Dempster, who tossed two perfect innings in his spring training debut against the Cardinals on Tuesday, looked fantastic on Sunday. After giving up a leadoff single to Brett Gardner, Dempster rebounded to retire the rest of the batters he faced in three solid innings. What’s most encouraging, though, is that Dempster’s approach seems to coincide with the philosophy that pitching coach Juan Nieves and the rest of the Red Sox’ staff has been preaching.
First-pitch strikes. It seems like a simple concept, yet many pitchers these days fail to execute that always important first pitch of the at-bat, and it’s often the root of a hurler’s struggles. Dempster has been very economical in his first two starts of the spring, and that bodes well for a team that’s looking to restore the fierce mound presence that was once so successful in Boston.
Manager John Farrell has always wanted his pitchers to attack hitters, and Dempster has done just that in his five spring innings with the Sox. The right-hander threw a first-pitch strike to all nine of the hitters he faced on Sunday. He threw 28 pitches, and 25 of them were strikes.
Now, obviously, you can’t throw every single pitch over the plate or else you’re asking for trouble in the long run. But Dempster has really been locating his pitches and working both sides of the dish, which in turn has kept his pitch count down. Clay Buchholz was lifted from Saturday’s game in the second inning because he had already thrown 40 pitches. That’s one start, but he and the rest of the team could benefit from having a guy like Dempster around going forward.
Last season, Dempster threw a first-pitch strike to 60.8 percent of the batters he faced. It’s not an astronomical stat by any means, but it tied a career high, and it obviously contributed toward some solid results. We may see that number rise in Boston this season, and the hope is that it will enable Dempster to be the workhorse he’s typically been and the workhorse the Red Sox so desperately need.
There was a lot to like about Dempster’s performance on Sunday, and Farrell was among those very impressed with the 35-year-old.
“His command was outstanding, very good location throughout,” Farrell told reporters in Fort Myers. “Threw three pitches for strikes once again.

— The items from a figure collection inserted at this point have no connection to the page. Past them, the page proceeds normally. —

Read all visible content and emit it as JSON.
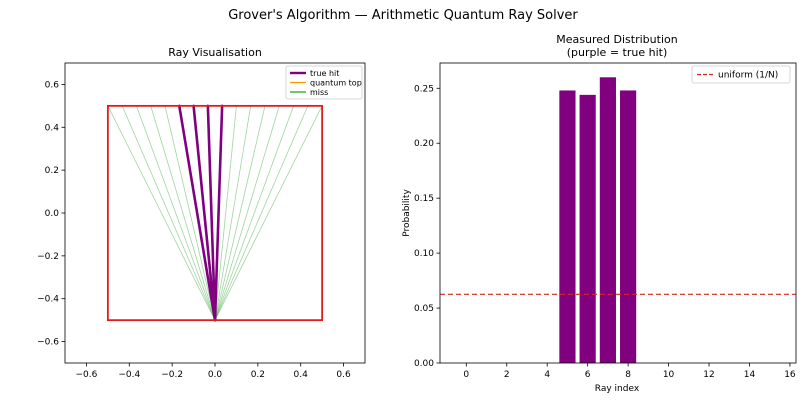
{
  "suptitle": "Grover's Algorithm — Arithmetic Quantum Ray Solver",
  "colors": {
    "true_hit": "#800080",
    "quantum_top": "#ff9900",
    "miss": "#2ca02c",
    "box": "#e31a1c",
    "uniform": "#d62728",
    "bar": "#800080"
  },
  "chart_data": [
    {
      "type": "line",
      "title": "Ray Visualisation",
      "xlabel": "",
      "ylabel": "",
      "xlim": [
        -0.7,
        0.7
      ],
      "ylim": [
        -0.7,
        0.7
      ],
      "xticks": [
        -0.6,
        -0.4,
        -0.2,
        0.0,
        0.2,
        0.4,
        0.6
      ],
      "xtick_labels": [
        "−0.6",
        "−0.4",
        "−0.2",
        "0.0",
        "0.2",
        "0.4",
        "0.6"
      ],
      "yticks": [
        -0.6,
        -0.4,
        -0.2,
        0.0,
        0.2,
        0.4,
        0.6
      ],
      "ytick_labels": [
        "−0.6",
        "−0.4",
        "−0.2",
        "0.0",
        "0.2",
        "0.4",
        "0.6"
      ],
      "origin": [
        0.0,
        -0.5
      ],
      "box": {
        "x": [
          -0.5,
          0.5
        ],
        "y": [
          -0.5,
          0.5
        ]
      },
      "ray_end_x": [
        -0.5,
        -0.4333,
        -0.3667,
        -0.3,
        -0.2333,
        -0.1667,
        -0.1,
        -0.0333,
        0.0333,
        0.1,
        0.1667,
        0.2333,
        0.3,
        0.3667,
        0.4333,
        0.5
      ],
      "ray_end_y": 0.5,
      "hit_indices": [
        5,
        6,
        7,
        8
      ],
      "legend": [
        {
          "label": "true hit",
          "color": "#800080"
        },
        {
          "label": "quantum top",
          "color": "#ff9900"
        },
        {
          "label": "miss",
          "color": "#2ca02c"
        }
      ],
      "legend_position": "upper right"
    },
    {
      "type": "bar",
      "title": "Measured Distribution",
      "subtitle": "(purple = true hit)",
      "xlabel": "Ray index",
      "ylabel": "Probability",
      "xlim": [
        -1.3,
        16.3
      ],
      "ylim": [
        0.0,
        0.273
      ],
      "xticks": [
        0,
        2,
        4,
        6,
        8,
        10,
        12,
        14,
        16
      ],
      "xtick_labels": [
        "0",
        "2",
        "4",
        "6",
        "8",
        "10",
        "12",
        "14",
        "16"
      ],
      "yticks": [
        0.0,
        0.05,
        0.1,
        0.15,
        0.2,
        0.25
      ],
      "ytick_labels": [
        "0.00",
        "0.05",
        "0.10",
        "0.15",
        "0.20",
        "0.25"
      ],
      "categories": [
        5,
        6,
        7,
        8
      ],
      "values": [
        0.248,
        0.244,
        0.26,
        0.248
      ],
      "uniform_line": 0.0625,
      "legend": [
        {
          "label": "uniform (1/N)",
          "color": "#d62728"
        }
      ],
      "legend_position": "upper right"
    }
  ]
}
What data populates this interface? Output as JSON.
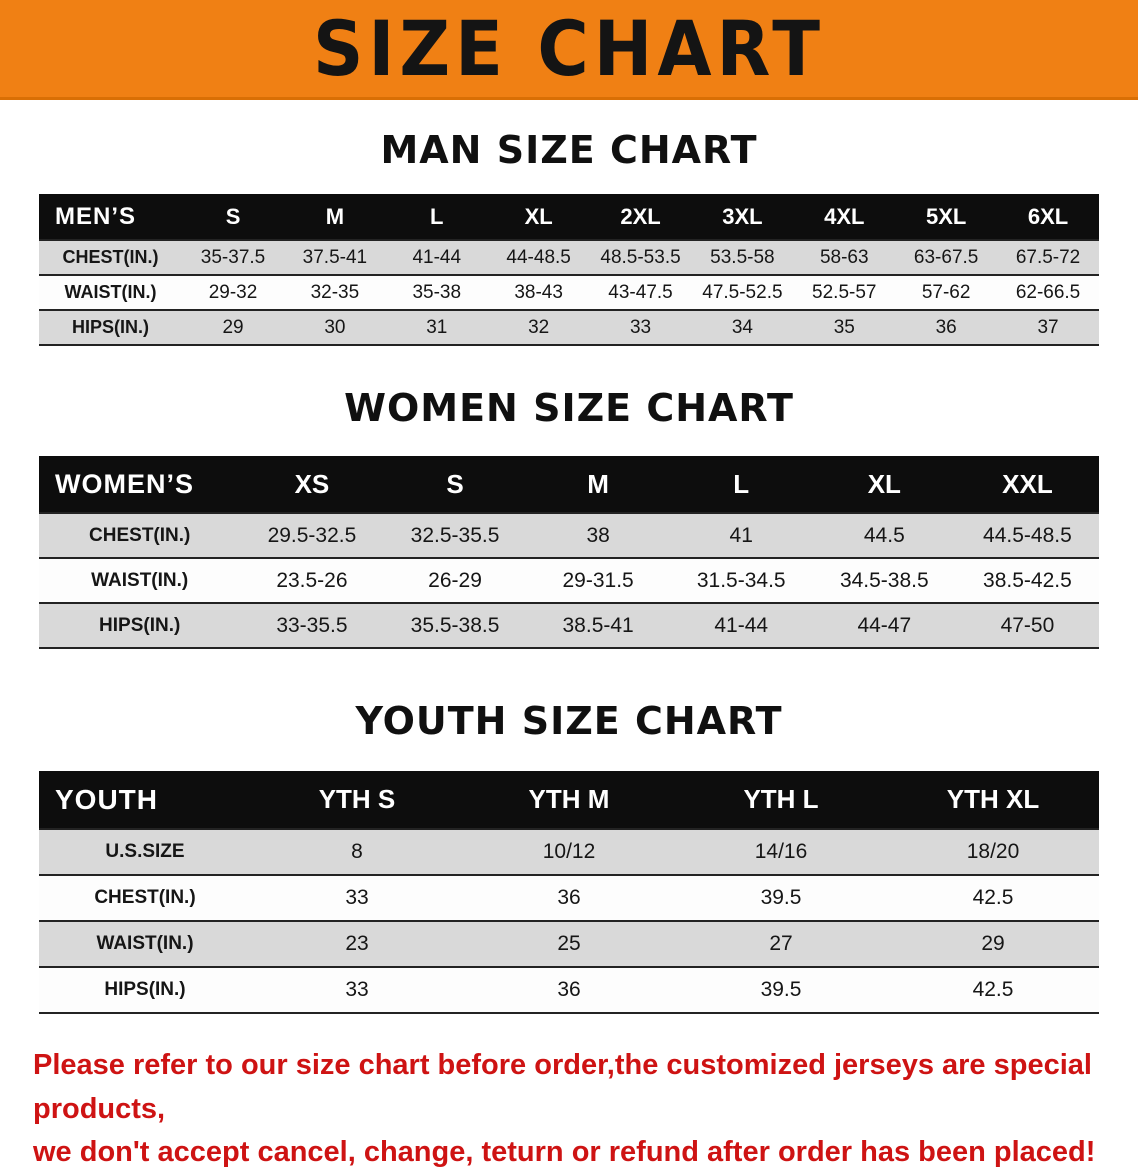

Extremely efficient.”
Efficiency. That word might as well be plastered in the lockers of the team’s entire pitching staff, because efficiency is something the Red Sox lacked last season. The team’s bullpen was taxed early and often because the starters were unable to pull their weight, and it ultimately led to the team’s demise — even more so than Bobby Valentine‘s managing, even though he became the face of the forgettable season.
Not a lot has changed in terms of the arms in Boston’s rotation, but the one added to the mix seems to enhance the unit as a whole.